Une première plage a été fermée, vendredi 21 mai, en Louisiane, par la municipalité de Grand Isle, à 150 km au sud de la Nouvelle-Orléans. Un mois après le naufrage de la plate-forme Deepwater Horizon, l’inexorable est arrivé sur les côtes, sous la forme de langues gluantes d’un liquide couleur chocolat.
Selon les autorités, 80 km de plages, de bayous et de marécages sont maintenant pollués, alors que la fuite n’a toujours pas été colmatée et que l’entreprise BP a repoussé sa nouvelle tentative de sauvetage high-tech à mardi 25 mai au plus tôt.
Après le dôme de confinement, et le tube aspirant, la compagnie a promis d’essayer le « Top Kill » : une procédure qui verra l’injection de ciment pour sceller le puits. L’exercice est périlleux en raison de la profondeur (1 500 m) et de l’énorme pression nécessaire pour renverser le gaz.
Parallèlement, la colère a nettement monté à Washington contre l’attitude de la compagnie britannique et l’impuissance du gouvernement. Après dix jours de requêtes, BP a enfin transmis au Congrès les vidéos tournées 24 heures sur 24 par ses robots sous-marins. La commission de l’énergie de la Chambre des représentants a posté les images sur son site. Celui-ci a été pris d’assaut. Les spectateurs ont pu s’apercevoir que, malgré le « succès » du tube aspirant, de gros bouillons continuent à s’échapper au fond du Golfe.

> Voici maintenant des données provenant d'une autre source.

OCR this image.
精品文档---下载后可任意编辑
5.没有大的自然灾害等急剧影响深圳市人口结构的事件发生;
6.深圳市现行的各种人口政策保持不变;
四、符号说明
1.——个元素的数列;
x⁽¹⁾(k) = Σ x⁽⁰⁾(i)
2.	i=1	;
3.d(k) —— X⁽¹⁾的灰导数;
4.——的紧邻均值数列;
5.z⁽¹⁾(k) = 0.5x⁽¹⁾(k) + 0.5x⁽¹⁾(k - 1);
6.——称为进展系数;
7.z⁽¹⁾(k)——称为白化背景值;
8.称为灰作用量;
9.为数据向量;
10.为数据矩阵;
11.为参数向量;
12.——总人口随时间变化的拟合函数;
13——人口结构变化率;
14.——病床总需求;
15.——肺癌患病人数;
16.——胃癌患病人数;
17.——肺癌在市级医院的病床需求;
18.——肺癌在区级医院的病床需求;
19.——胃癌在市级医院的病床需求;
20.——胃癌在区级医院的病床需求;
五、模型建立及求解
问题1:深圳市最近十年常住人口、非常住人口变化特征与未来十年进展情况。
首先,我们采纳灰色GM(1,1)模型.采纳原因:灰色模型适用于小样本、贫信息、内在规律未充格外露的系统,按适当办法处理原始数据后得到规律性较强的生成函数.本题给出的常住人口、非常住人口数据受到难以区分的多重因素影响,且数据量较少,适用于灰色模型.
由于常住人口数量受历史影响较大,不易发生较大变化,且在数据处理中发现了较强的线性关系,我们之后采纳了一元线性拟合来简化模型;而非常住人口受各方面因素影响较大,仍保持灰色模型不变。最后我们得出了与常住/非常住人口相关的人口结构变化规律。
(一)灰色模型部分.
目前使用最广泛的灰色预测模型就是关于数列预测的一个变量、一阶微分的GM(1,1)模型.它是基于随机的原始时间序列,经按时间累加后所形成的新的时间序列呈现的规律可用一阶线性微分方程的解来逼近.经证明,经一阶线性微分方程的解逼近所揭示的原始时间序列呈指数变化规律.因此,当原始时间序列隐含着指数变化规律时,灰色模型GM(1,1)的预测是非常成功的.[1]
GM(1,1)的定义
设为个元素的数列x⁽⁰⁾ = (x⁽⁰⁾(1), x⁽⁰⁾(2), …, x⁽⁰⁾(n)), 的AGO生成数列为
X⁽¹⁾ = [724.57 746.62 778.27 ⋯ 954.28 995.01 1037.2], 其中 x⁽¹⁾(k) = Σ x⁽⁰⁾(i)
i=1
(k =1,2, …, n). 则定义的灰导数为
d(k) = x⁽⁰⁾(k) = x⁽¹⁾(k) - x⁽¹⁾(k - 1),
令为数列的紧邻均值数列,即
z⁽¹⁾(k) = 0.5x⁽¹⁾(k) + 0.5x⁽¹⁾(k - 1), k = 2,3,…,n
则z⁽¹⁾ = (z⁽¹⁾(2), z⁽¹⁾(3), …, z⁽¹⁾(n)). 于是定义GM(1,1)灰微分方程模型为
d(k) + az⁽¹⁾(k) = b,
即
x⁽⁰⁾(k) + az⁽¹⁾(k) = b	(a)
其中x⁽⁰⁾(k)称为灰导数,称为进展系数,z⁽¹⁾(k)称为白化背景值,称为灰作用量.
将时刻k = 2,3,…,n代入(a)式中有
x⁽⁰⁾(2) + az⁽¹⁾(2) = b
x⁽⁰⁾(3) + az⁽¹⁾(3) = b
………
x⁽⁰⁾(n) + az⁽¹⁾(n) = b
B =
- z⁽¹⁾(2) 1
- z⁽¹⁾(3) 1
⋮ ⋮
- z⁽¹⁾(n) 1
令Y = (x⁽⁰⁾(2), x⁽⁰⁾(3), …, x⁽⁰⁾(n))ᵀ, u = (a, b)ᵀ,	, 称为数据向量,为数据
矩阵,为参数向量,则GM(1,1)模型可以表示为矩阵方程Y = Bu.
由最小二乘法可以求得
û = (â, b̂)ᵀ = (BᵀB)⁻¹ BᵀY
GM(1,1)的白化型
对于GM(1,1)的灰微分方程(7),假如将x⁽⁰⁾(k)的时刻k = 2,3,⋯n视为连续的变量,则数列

Jeudi, BP a dà’ admettre que les chiffres que ses spécialistes avaient mentionnés – un écoulement de 5 000 barils par jour, soit 800 000 litres – étaient nettement sous-évalués. L’administration Obama a répondu en créant un groupe de travail chargé d’évaluer les quantités diffusées. Celui-ci ne comporte aucun membre de BP. Il devrait fournir une évaluation dans quelques jours.
TRANSPARENCE
La Maison Blanche a dà’ aussi écrire à BP pour demander plus de transparence : diffuser, par exemple, les relevés de pollution marine et atmosphérique. Le New York Times a montré, vendredi, que la compagnie faisait analyser les prélèvements effectués dans les municipalités par un laboratoire travaillant notamment pour l’industrie pétrolière, dont BP.
Un différend oppose également l’Agence pour la protection de l’environnement (EPA) au géant du pétrole sur la nature des produits dispersants utilisés en quantité astronomique (2,27 millions de litres) pour fragmenter la nappe et faciliter son évaporation. L’EPA a donné 24 heures à BP pour cesser de répandre du Corexit, produit nocif interdit il y a plus de dix ans en Angleterre, mais des stocks sont déjà arrivés en quantité en Louisiane, et BP a indiqué qu’elle allait continuer, faute d’une meilleure option pour l’instant.
Bousculé – un phénomène assez rare – par la presse, le porte-parole de la Maison Blanche, Robert Gibbs, a eu peine à convaincre que le gouvernement faisait « tout ce qui est humainement et technologiquement possible » pour arrêter l’écoulement. « Nous sommes confrontés à un désastre dont la magnitude n’a jamais été vue dans le golfe du Mexique », a-t-il justifié.
Barack Obama a, lui aussi, senti qu’il était nécessaire de s’expliquer. Plutôt qu’à la réforme financière, il a consacré son intervention hebdomadaire à la marée noire. Il a assuré que la réponse du gouvernement était à la hauteur, avec 24 000 personnes, plus de 1 000 bateaux et « les meilleurs esprits » du pays. Il a nommé les deux responsables de la commission d’enquête sur les forages pétroliers : Bob Graham, ancien sénateur de Floride, hostile aux forages, et William Reilly, un ancien administrateur de l’EPA et président émérite du WWF, le fonds mondial pour la nature.